Noticed the stunning black, vintage Chevrolet automobile bang next to the TV 9 office on Road no 3, Banjara Hills, lately? That showstopper marks the entry to the new multi-format restaurant, Zaiqa-e-Hyderabad and the four-wheeler, we find out is soon going to serve as a food truck. Describing his journey from the industry of biotech to biryani, owner, Khalil Ahmed, says,“In the last 22 years that I have been in Hyderabad, I have been invited to lunches and dinners by several eminent people in the city and that’s where I met celebrity chef, Pradeep Khosla, with whom I decided to partner with on this venture”.

Old World Decorzaiqa1
The ambience is reminiscent of the bylanes around Charminar. The mural at the entrance to mask the eye sore of water pipes, add to the charm of the place that is further enhanced by the exposed metal ceilings, the refurbished cane chairs, glass plates with traditional etchings, you are likely to spot in traditional Hyderabadi homes and the old school lanterns that go with the atmosphere the owners set out to create in the first place. The wall next to the entrance has classic photographs by multiple lensmen who have captured the city’s iconic sights like a cafe near the Charminar.

 

True to tastezaiqa3
To stay true to the ‘zaiqa’ or flavour of traditional delicacies from this part of the country, the team of chefs here believe in the art of slow cooking on charcoals, in bulky handis. Although there are many places in the twin cities that serve regular Hyderabadi fare, this place serves food as close as it gets, to the hearth of the traditional Hyderabadi home. “We pay a lot of attention to the quality of ingredients and ensure that everything, be it the zafran, the badi elaichi or tender meat, are the best of the lot,” adds Ahmed.

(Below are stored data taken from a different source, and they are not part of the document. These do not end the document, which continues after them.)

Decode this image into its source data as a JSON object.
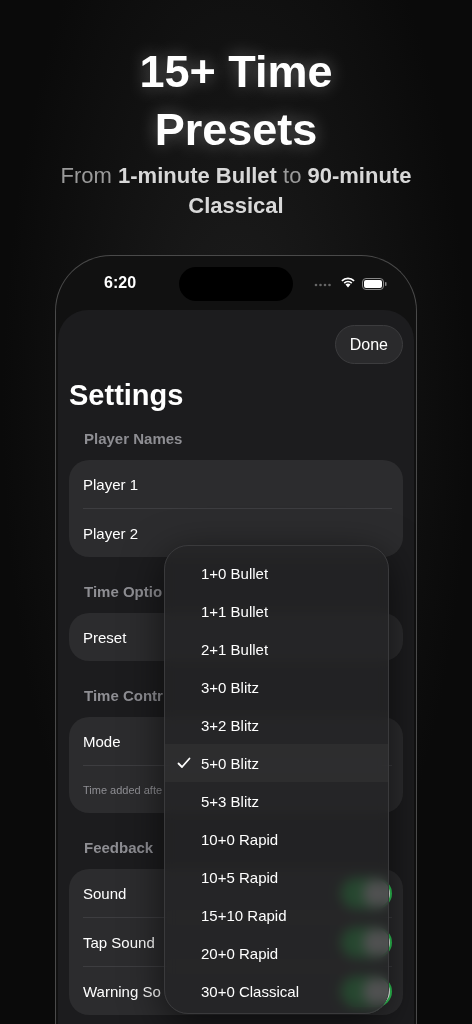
{
  "headline": {
    "title": "15+ Time Presets",
    "subtitle": "From **1-minute Bullet** to **90-minute Classical**"
  },
  "status_bar": {
    "time": "6:20"
  },
  "done_button": "Done",
  "title": "Settings",
  "sections": [
    {
      "header": "Player Names",
      "rows": [
        {
          "kind": "field",
          "label": "Player 1"
        },
        {
          "kind": "field",
          "label": "Player 2"
        }
      ]
    },
    {
      "header": "Time Optio",
      "rows": [
        {
          "kind": "picker",
          "label": "Preset"
        }
      ]
    },
    {
      "header": "Time Contr",
      "rows": [
        {
          "kind": "picker",
          "label": "Mode"
        },
        {
          "kind": "note",
          "label": "Time added afte"
        }
      ]
    },
    {
      "header": "Feedback",
      "rows": [
        {
          "kind": "toggle",
          "label": "Sound",
          "on": true
        },
        {
          "kind": "toggle",
          "label": "Tap Sound",
          "on": true
        },
        {
          "kind": "toggle",
          "label": "Warning So",
          "on": true
        }
      ]
    }
  ],
  "menu": {
    "items": [
      {
        "label": "1+0 Bullet",
        "selected": false
      },
      {
        "label": "1+1 Bullet",
        "selected": false
      },
      {
        "label": "2+1 Bullet",
        "selected": false
      },
      {
        "label": "3+0 Blitz",
        "selected": false
      },
      {
        "label": "3+2 Blitz",
        "selected": false
      },
      {
        "label": "5+0 Blitz",
        "selected": true
      },
      {
        "label": "5+3 Blitz",
        "selected": false
      },
      {
        "label": "10+0 Rapid",
        "selected": false
      },
      {
        "label": "10+5 Rapid",
        "selected": false
      },
      {
        "label": "15+10 Rapid",
        "selected": false
      },
      {
        "label": "20+0 Rapid",
        "selected": false
      },
      {
        "label": "30+0 Classical",
        "selected": false
      }
    ]
  }
}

From starters, the Marag, comes strongly recommended. The warm, wholesome mutton soup with almonds and pistachio is a clear winner. If you are craving fish, you could dig into the Tali hui Machli, a deep-fried, delicious fish. “I have picked up food secrets from the local families in the city, like the famous food connoisseur Nawab Mehboob Alam Khan,” says corporate chef and chief executive officer, Pradeep Khosla. Surprisingly, the Paneer 65 we tasted was remarkably different than the standard fare as no artificial food colours were used and there not a smidgeon of refined flour. For the vegetarians, the Subz Biryani and Tamatari Paneer come highly reccomended. Don’t miss out on the scrumptious desserts. We finished our meal with Gazar ka Rishta, Qubani ka Meetha and Double ka Meetha. There couldn’t be a better way to end the meal than these deliciously fragrant, melt-in-your-mouth indulgences.